Me quedé mirando a Bruno con la boca entreabierta, como a punto de decir algo, como con la tentación de rebatirle en los labios, pero la cerré, porque no tenía nada que añadir.

—Piénsalo, Valeria. Piensa en esta noche. Desde el momento en que salimos de casa hasta hace dos escasos minutos. Dale una vuelta. Reflexiona. Pero no tiene que ser ahora. Date esta noche. Ve, vuelve con tus amigas, bébete un par de copas más y después consúltalo con la almohada. No es carta blanca, claro. —Cerró los ojos, se cogió el puente de la nariz y suspiró—. Solo…, solo piénsalo.

Tragué saliva y me vi desde fuera, ilusionada como una quinceañera con su cena de fin de curso o con su graduación o con la fiesta de cumpleaños de una amiga, donde sabe que se encontrará con ese chico tan guapo con el que estuvo jugando a besarse durante unos meses. Ese chico al que quiere dejar con la boca abierta y al que quiere impresionar. Me vi sintiéndome ridículamente segura por llevar un vestido con poca tela y verme favorecida. Yo no era así. No lo había sido de esa manera ni siquiera a los dieciséis. ¿Qué me había pasado?

¿Y qué esperaba? ¿Esperaba sentirme mejor? ¿Más mujer? ¿Más completa? No sé si ver a Víctor me llenaba o me vaciaba, pero era… Era la sensación que necesitaba para estar bien.

Era una adicta.

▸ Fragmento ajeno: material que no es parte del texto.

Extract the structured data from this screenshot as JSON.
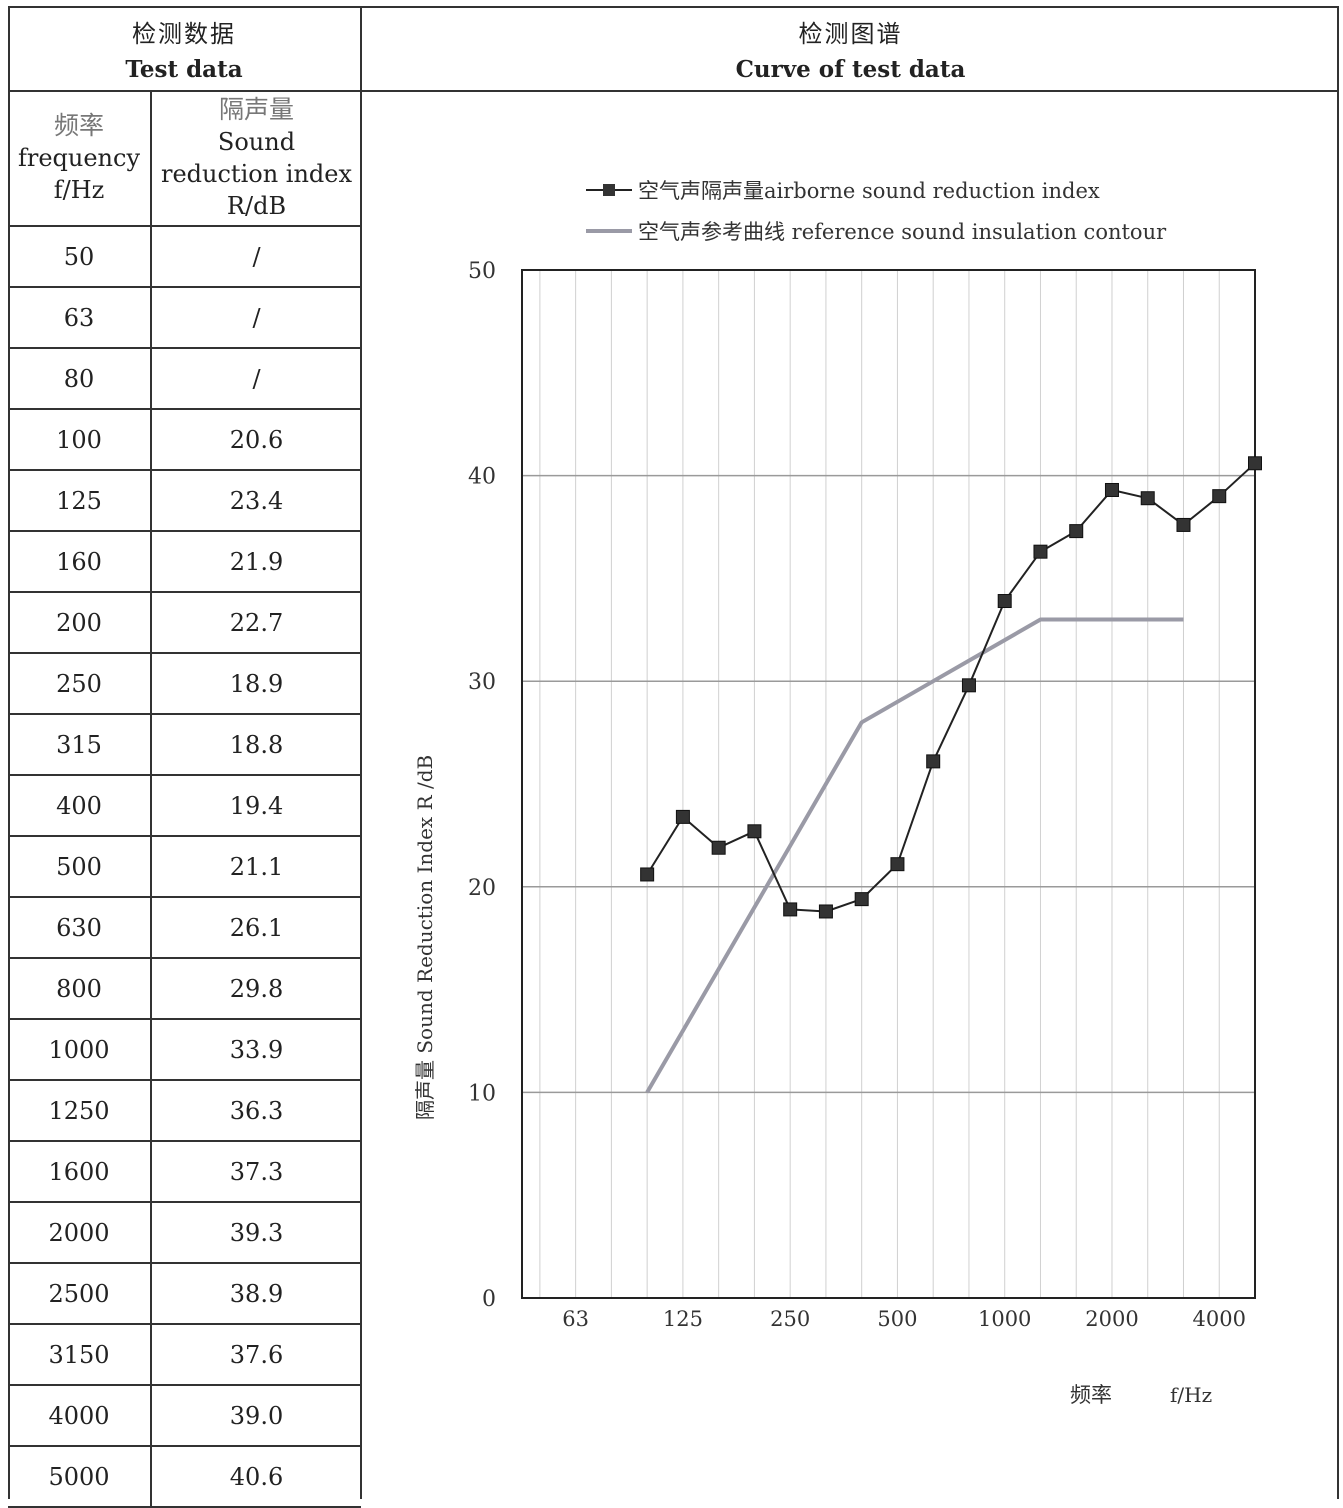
{
  "headers": {
    "left_zh": "检测数据",
    "left_en": "Test data",
    "right_zh": "检测图谱",
    "right_en": "Curve of test data"
  },
  "table": {
    "col1_zh": "频率",
    "col1_en1": "frequency",
    "col1_en2": "f/Hz",
    "col2_zh": "隔声量",
    "col2_en1": "Sound",
    "col2_en2": "reduction index",
    "col2_en3": "R/dB",
    "rows": [
      {
        "f": "50",
        "r": "/"
      },
      {
        "f": "63",
        "r": "/"
      },
      {
        "f": "80",
        "r": "/"
      },
      {
        "f": "100",
        "r": "20.6"
      },
      {
        "f": "125",
        "r": "23.4"
      },
      {
        "f": "160",
        "r": "21.9"
      },
      {
        "f": "200",
        "r": "22.7"
      },
      {
        "f": "250",
        "r": "18.9"
      },
      {
        "f": "315",
        "r": "18.8"
      },
      {
        "f": "400",
        "r": "19.4"
      },
      {
        "f": "500",
        "r": "21.1"
      },
      {
        "f": "630",
        "r": "26.1"
      },
      {
        "f": "800",
        "r": "29.8"
      },
      {
        "f": "1000",
        "r": "33.9"
      },
      {
        "f": "1250",
        "r": "36.3"
      },
      {
        "f": "1600",
        "r": "37.3"
      },
      {
        "f": "2000",
        "r": "39.3"
      },
      {
        "f": "2500",
        "r": "38.9"
      },
      {
        "f": "3150",
        "r": "37.6"
      },
      {
        "f": "4000",
        "r": "39.0"
      },
      {
        "f": "5000",
        "r": "40.6"
      }
    ]
  },
  "chart_data": {
    "type": "line",
    "ylabel": "隔声量 Sound Reduction Index  R /dB",
    "xlabel_zh": "频率",
    "xlabel_unit": "f/Hz",
    "ylim": [
      0,
      50
    ],
    "yticks": [
      0,
      10,
      20,
      30,
      40,
      50
    ],
    "grid": true,
    "x_scale": "log (1/3-octave bands)",
    "x_grid_bands": [
      "50",
      "63",
      "80",
      "100",
      "125",
      "160",
      "200",
      "250",
      "315",
      "400",
      "500",
      "630",
      "800",
      "1000",
      "1250",
      "1600",
      "2000",
      "2500",
      "3150",
      "4000",
      "5000"
    ],
    "xtick_labels": [
      "63",
      "125",
      "250",
      "500",
      "1000",
      "2000",
      "4000"
    ],
    "legend_position": "top",
    "series": [
      {
        "name": "空气声隔声量airborne sound reduction index",
        "color": "#222222",
        "marker": "square",
        "x": [
          100,
          125,
          160,
          200,
          250,
          315,
          400,
          500,
          630,
          800,
          1000,
          1250,
          1600,
          2000,
          2500,
          3150,
          4000,
          5000
        ],
        "values": [
          20.6,
          23.4,
          21.9,
          22.7,
          18.9,
          18.8,
          19.4,
          21.1,
          26.1,
          29.8,
          33.9,
          36.3,
          37.3,
          39.3,
          38.9,
          37.6,
          39.0,
          40.6
        ]
      },
      {
        "name": "空气声参考曲线 reference sound insulation contour",
        "color": "#9a9aa6",
        "marker": "none",
        "x": [
          100,
          125,
          160,
          200,
          250,
          315,
          400,
          500,
          630,
          800,
          1000,
          1250,
          1600,
          2000,
          2500,
          3150
        ],
        "values": [
          10,
          13,
          16,
          19,
          22,
          25,
          28,
          29,
          30,
          31,
          32,
          33,
          33,
          33,
          33,
          33
        ]
      }
    ]
  }
}
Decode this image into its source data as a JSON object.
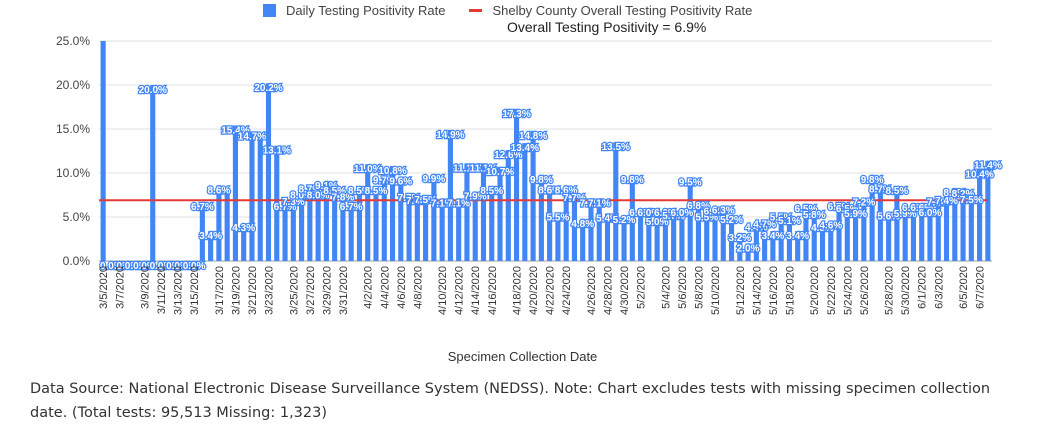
{
  "chart_data": {
    "type": "bar",
    "title": "",
    "annotation": "Overall Testing Positivity = 6.9%",
    "xlabel": "Specimen Collection Date",
    "ylabel": "",
    "ylim": [
      0,
      25
    ],
    "yticks": [
      "0.0%",
      "5.0%",
      "10.0%",
      "15.0%",
      "20.0%",
      "25.0%"
    ],
    "grid": true,
    "legend_position": "top",
    "legend": [
      {
        "label": "Daily Testing Positivity Rate",
        "kind": "bar",
        "color": "#4285f4"
      },
      {
        "label": "Shelby County Overall Testing Positivity Rate",
        "kind": "line",
        "color": "#e53935"
      }
    ],
    "reference_line": {
      "name": "Shelby County Overall Testing Positivity Rate",
      "value": 6.9
    },
    "x_tick_labels": [
      "3/5/2020",
      "3/7/2020",
      "3/9/2020",
      "3/11/2020",
      "3/13/2020",
      "3/15/2020",
      "3/17/2020",
      "3/19/2020",
      "3/21/2020",
      "3/23/2020",
      "3/25/2020",
      "3/27/2020",
      "3/29/2020",
      "3/31/2020",
      "4/2/2020",
      "4/4/2020",
      "4/6/2020",
      "4/8/2020",
      "4/10/2020",
      "4/12/2020",
      "4/14/2020",
      "4/16/2020",
      "4/18/2020",
      "4/20/2020",
      "4/22/2020",
      "4/24/2020",
      "4/26/2020",
      "4/28/2020",
      "4/30/2020",
      "5/2/2020",
      "5/4/2020",
      "5/6/2020",
      "5/8/2020",
      "5/10/2020",
      "5/12/2020",
      "5/14/2020",
      "5/16/2020",
      "5/18/2020",
      "5/20/2020",
      "5/22/2020",
      "5/24/2020",
      "5/26/2020",
      "5/28/2020",
      "5/30/2020",
      "6/1/2020",
      "6/3/2020",
      "6/5/2020",
      "6/7/2020"
    ],
    "series": [
      {
        "name": "Daily Testing Positivity Rate",
        "color": "#4285f4",
        "values": [
          25.0,
          0.0,
          0.0,
          0.0,
          0.0,
          0.0,
          20.0,
          0.0,
          0.0,
          0.0,
          0.0,
          0.0,
          6.7,
          3.4,
          8.6,
          8.0,
          15.4,
          4.3,
          14.7,
          14.3,
          20.2,
          13.1,
          6.7,
          7.3,
          8.0,
          8.7,
          8.0,
          9.1,
          8.5,
          7.8,
          6.7,
          8.5,
          11.0,
          8.5,
          9.7,
          10.8,
          9.6,
          7.7,
          7.4,
          7.5,
          9.9,
          7.1,
          14.9,
          7.1,
          11.1,
          7.9,
          11.1,
          8.5,
          10.7,
          12.6,
          17.3,
          13.4,
          14.8,
          9.8,
          8.6,
          5.5,
          8.6,
          7.7,
          4.8,
          7.1,
          7.1,
          5.4,
          13.5,
          5.2,
          9.8,
          6.0,
          6.0,
          5.0,
          6.0,
          5.7,
          6.0,
          9.5,
          6.8,
          5.5,
          6.2,
          6.3,
          5.2,
          3.2,
          2.0,
          4.4,
          4.7,
          3.4,
          5.5,
          5.1,
          3.4,
          6.5,
          5.8,
          4.3,
          4.6,
          6.7,
          6.5,
          5.9,
          7.2,
          9.8,
          8.7,
          5.6,
          8.5,
          5.9,
          6.6,
          6.6,
          6.0,
          7.2,
          7.4,
          8.3,
          8.2,
          7.5,
          10.4,
          11.4
        ],
        "data_labels": [
          "",
          "0.0%",
          "0.0%",
          "0.0%",
          "0.0%",
          "0.0%",
          "20.0%",
          "0.0%",
          "0.0%",
          "0.0%",
          "0.0%",
          "0.0%",
          "6.7%",
          "3.4%",
          "8.6%",
          "",
          "15.4%",
          "4.3%",
          "14.7%",
          "",
          "20.2%",
          "13.1%",
          "6.7%",
          "7.3%",
          "8.0%",
          "8.7%",
          "8.0%",
          "9.1%",
          "8.5%",
          "7.8%",
          "6.7%",
          "8.5%",
          "11.0%",
          "8.5%",
          "9.7%",
          "10.8%",
          "9.6%",
          "7.7%",
          "7.4%",
          "7.5%",
          "9.9%",
          "7.1%",
          "14.9%",
          "7.1%",
          "11.1%",
          "7.9%",
          "11.1%",
          "8.5%",
          "10.7%",
          "12.6%",
          "17.3%",
          "13.4%",
          "14.8%",
          "9.8%",
          "8.6%",
          "5.5%",
          "8.6%",
          "7.7%",
          "4.8%",
          "7.1%",
          "7.1%",
          "5.4%",
          "13.5%",
          "5.2%",
          "9.8%",
          "6.0%",
          "6.0%",
          "5.0%",
          "6.0%",
          "5.7%",
          "6.0%",
          "9.5%",
          "6.8%",
          "5.5%",
          "6.2%",
          "6.3%",
          "5.2%",
          "3.2%",
          "2.0%",
          "4.4%",
          "4.7%",
          "3.4%",
          "5.5%",
          "5.1%",
          "3.4%",
          "6.5%",
          "5.8%",
          "4.3%",
          "4.6%",
          "6.7%",
          "6.5%",
          "5.9%",
          "7.2%",
          "9.8%",
          "8.7%",
          "5.6%",
          "8.5%",
          "5.9%",
          "6.6%",
          "6.6%",
          "6.0%",
          "7.2%",
          "7.4%",
          "8.3%",
          "8.2%",
          "7.5%",
          "10.4%",
          "11.4%"
        ]
      }
    ]
  },
  "footer": {
    "source_text": "Data Source: National Electronic Disease Surveillance System (NEDSS). Note: Chart excludes tests with missing specimen collection date. (Total tests: 95,513 Missing: 1,323)"
  }
}
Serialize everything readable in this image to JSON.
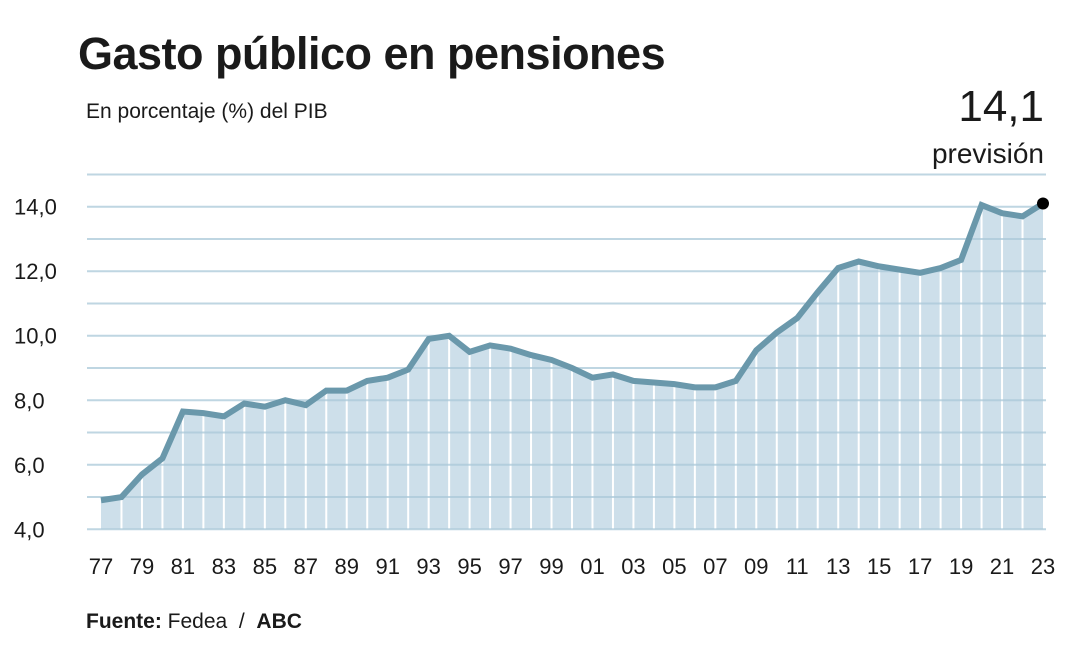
{
  "chart_data": {
    "type": "area",
    "title": "Gasto público en pensiones",
    "subtitle": "En porcentaje (%) del PIB",
    "xlabel": "",
    "ylabel": "",
    "ylim": [
      4.0,
      15.0
    ],
    "grid": true,
    "y_ticks": [
      "4,0",
      "6,0",
      "8,0",
      "10,0",
      "12,0",
      "14,0"
    ],
    "y_tick_values": [
      4,
      6,
      8,
      10,
      12,
      14
    ],
    "x_tick_labels": [
      "77",
      "79",
      "81",
      "83",
      "85",
      "87",
      "89",
      "91",
      "93",
      "95",
      "97",
      "99",
      "01",
      "03",
      "05",
      "07",
      "09",
      "11",
      "13",
      "15",
      "17",
      "19",
      "21",
      "23"
    ],
    "x": [
      1977,
      1978,
      1979,
      1980,
      1981,
      1982,
      1983,
      1984,
      1985,
      1986,
      1987,
      1988,
      1989,
      1990,
      1991,
      1992,
      1993,
      1994,
      1995,
      1996,
      1997,
      1998,
      1999,
      2000,
      2001,
      2002,
      2003,
      2004,
      2005,
      2006,
      2007,
      2008,
      2009,
      2010,
      2011,
      2012,
      2013,
      2014,
      2015,
      2016,
      2017,
      2018,
      2019,
      2020,
      2021,
      2022,
      2023
    ],
    "values": [
      4.9,
      5.0,
      5.7,
      6.2,
      7.65,
      7.6,
      7.5,
      7.9,
      7.8,
      8.0,
      7.85,
      8.3,
      8.3,
      8.6,
      8.7,
      8.95,
      9.9,
      10.0,
      9.5,
      9.7,
      9.6,
      9.4,
      9.25,
      9.0,
      8.7,
      8.8,
      8.6,
      8.55,
      8.5,
      8.4,
      8.4,
      8.6,
      9.55,
      10.1,
      10.55,
      11.35,
      12.1,
      12.3,
      12.15,
      12.05,
      11.95,
      12.1,
      12.35,
      14.05,
      13.8,
      13.7,
      14.1
    ],
    "annotation": {
      "value": "14,1",
      "label": "previsión"
    },
    "colors": {
      "line": "#6a98ab",
      "fill": "#cddfea",
      "grid": "#c6dce8",
      "marker": "#000000"
    }
  },
  "source": {
    "label": "Fuente:",
    "name": "Fedea",
    "separator": "/",
    "publisher": "ABC"
  }
}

Adicta a él aunque me hiciera daño. Bruno lo sabía, pero yo no.

Me avergoncé y me sentí ridícula. Me sentí estúpida por no saber discernir qué era lo correcto en aquel momento. ¿Era Bruno? ¿Era Víctor? ¿Qué necesitaba Valeria de verdad para el resto de su vida?

Los ojos se me llenaron de lágrimas, pero no las derramé. Respiré hondo y asentí. Bruno me besó en la mejilla y sus dedos apretaron mi hombro izquierdo antes de dar media vuelta e irse caminando tranquilamente, calle abajo, hacia la intersección por donde se veían pasar las luces verdes de los taxis.